Considering "foundational" libraries - that's-to-say, ones defining
general classes such as Data.Default or operations like
permutations/splitting on common data types - on Hackage they
generally come in 2 sizes:

a) too small, personally I don't want to depend on them and risk
dependency conflicts elsewhere.

b) too large, where the library author enumerates a domain rather than
gets to its essence. Its somewhat churlish to criticize an author for
this, but again I'd still rather not depend on the library.

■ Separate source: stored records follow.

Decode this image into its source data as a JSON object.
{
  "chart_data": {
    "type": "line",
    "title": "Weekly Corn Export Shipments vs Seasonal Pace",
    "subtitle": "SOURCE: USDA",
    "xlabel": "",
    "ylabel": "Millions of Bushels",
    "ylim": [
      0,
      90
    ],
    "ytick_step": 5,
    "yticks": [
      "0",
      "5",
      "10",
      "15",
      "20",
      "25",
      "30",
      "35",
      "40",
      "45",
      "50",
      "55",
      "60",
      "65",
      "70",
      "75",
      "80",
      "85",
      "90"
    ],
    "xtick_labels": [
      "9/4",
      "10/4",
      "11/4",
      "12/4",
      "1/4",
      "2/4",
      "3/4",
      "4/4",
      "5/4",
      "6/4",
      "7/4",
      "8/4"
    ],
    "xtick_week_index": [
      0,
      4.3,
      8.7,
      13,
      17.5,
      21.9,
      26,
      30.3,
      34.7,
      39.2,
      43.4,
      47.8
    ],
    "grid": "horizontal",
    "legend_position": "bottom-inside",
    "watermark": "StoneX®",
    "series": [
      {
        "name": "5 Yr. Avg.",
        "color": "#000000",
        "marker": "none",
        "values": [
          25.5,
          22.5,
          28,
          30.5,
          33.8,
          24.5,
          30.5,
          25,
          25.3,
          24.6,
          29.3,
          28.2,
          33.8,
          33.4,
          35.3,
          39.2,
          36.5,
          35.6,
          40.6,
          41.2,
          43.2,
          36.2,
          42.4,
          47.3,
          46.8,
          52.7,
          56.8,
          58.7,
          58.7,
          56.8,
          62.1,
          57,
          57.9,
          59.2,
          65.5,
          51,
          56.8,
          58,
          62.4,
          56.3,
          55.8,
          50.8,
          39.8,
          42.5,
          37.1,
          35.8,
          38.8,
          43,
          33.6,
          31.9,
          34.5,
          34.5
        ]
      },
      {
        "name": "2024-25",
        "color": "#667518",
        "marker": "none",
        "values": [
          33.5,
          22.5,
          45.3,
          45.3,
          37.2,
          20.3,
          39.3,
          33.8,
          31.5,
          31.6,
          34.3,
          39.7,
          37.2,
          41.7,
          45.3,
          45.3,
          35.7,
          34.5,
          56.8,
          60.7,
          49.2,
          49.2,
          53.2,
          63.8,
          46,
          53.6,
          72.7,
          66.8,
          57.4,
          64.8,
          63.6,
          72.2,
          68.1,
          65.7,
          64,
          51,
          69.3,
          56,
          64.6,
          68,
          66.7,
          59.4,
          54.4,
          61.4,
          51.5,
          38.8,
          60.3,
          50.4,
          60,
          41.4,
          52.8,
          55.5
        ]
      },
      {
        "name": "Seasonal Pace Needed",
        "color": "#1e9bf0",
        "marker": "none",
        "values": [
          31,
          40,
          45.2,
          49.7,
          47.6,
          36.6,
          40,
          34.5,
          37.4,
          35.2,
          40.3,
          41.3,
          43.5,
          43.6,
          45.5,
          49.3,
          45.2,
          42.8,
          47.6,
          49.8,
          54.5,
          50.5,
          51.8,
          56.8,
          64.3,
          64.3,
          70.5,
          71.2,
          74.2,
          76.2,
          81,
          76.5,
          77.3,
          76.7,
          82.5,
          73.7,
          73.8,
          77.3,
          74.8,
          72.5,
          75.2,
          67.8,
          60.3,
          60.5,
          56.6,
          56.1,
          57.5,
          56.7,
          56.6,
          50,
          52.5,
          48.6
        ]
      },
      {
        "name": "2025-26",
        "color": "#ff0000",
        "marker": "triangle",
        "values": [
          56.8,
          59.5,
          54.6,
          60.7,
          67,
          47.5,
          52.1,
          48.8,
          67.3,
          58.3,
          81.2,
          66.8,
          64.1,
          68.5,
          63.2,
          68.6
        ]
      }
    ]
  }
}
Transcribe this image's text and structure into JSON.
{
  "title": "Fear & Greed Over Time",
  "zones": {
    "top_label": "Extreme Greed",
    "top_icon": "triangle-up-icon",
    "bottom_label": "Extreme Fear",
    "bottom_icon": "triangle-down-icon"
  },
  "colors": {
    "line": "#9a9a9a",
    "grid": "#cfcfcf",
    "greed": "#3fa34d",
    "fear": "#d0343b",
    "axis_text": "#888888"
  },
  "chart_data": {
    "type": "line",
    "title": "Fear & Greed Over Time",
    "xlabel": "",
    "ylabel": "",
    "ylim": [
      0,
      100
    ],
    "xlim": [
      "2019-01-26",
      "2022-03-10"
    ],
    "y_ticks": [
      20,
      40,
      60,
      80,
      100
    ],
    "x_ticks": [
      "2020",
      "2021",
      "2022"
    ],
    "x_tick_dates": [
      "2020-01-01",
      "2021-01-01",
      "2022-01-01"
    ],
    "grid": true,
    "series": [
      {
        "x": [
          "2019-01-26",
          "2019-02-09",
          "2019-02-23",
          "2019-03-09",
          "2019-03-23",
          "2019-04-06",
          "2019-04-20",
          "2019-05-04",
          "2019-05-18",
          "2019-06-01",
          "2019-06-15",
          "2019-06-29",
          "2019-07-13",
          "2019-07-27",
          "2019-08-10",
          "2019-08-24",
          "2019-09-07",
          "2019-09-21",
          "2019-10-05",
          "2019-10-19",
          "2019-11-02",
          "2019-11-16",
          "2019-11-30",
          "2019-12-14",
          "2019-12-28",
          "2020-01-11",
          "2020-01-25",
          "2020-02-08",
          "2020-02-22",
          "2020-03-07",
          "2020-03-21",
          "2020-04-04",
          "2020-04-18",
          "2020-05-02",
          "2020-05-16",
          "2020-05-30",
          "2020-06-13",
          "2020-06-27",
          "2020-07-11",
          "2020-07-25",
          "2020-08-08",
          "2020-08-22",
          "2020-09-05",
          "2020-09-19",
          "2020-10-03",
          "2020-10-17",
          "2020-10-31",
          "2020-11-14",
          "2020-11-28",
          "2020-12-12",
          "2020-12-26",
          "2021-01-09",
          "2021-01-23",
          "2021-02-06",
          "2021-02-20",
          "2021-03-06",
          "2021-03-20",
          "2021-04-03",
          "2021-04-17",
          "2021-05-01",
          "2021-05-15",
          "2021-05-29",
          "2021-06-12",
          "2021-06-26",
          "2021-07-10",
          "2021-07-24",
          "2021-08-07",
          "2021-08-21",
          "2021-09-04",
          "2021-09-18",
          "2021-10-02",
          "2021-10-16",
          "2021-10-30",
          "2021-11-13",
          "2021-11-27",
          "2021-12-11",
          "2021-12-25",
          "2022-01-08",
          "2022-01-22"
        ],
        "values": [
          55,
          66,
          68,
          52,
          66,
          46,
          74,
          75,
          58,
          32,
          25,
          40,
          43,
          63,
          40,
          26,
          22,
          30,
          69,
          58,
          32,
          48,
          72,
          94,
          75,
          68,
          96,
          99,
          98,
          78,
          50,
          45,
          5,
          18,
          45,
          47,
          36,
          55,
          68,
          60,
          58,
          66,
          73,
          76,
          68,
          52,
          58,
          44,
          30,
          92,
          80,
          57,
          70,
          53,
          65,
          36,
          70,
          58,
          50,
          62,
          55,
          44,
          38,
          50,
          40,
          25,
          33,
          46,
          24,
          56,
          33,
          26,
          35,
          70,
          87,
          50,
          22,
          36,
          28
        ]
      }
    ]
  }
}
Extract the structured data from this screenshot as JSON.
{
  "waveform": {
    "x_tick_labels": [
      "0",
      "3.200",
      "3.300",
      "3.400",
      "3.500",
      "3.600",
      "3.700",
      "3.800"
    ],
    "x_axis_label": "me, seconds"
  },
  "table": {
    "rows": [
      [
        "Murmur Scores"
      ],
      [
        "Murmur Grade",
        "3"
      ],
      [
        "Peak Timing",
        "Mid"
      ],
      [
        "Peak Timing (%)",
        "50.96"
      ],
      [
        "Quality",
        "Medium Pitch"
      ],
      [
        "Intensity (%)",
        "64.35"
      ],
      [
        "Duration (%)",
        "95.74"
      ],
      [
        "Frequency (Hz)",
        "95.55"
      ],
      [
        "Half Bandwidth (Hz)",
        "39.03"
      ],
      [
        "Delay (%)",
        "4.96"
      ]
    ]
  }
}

Also style-wise, outside Base there's a perhaps unfortunate variance
of coding styles, GHC-pragma choices etc. Again its rather churlish to
criticise authors on style grounds, but style variance does work
against cohesion.

If we want to incubate good foundational libraries, maybe there is a
case for a "second standard library" - where the inclusion criteria is
more open than for additions to Base, but where there is more
community feedback on the code and APIs than the independent author
model of Hackage.

Best wishes

Stephen

[1] I don't really follow the library submissions so I can't comment
on that side of things:
http://www.haskell.org/haskellwiki/Library_submissions

[2] By useful I'm meaning that a casual user should be able to
identifier easily what the package actually does - they might need a
manual to work with the package, but they won't need a "education"
(vis-a-vis the cottage industry in monad tutorials).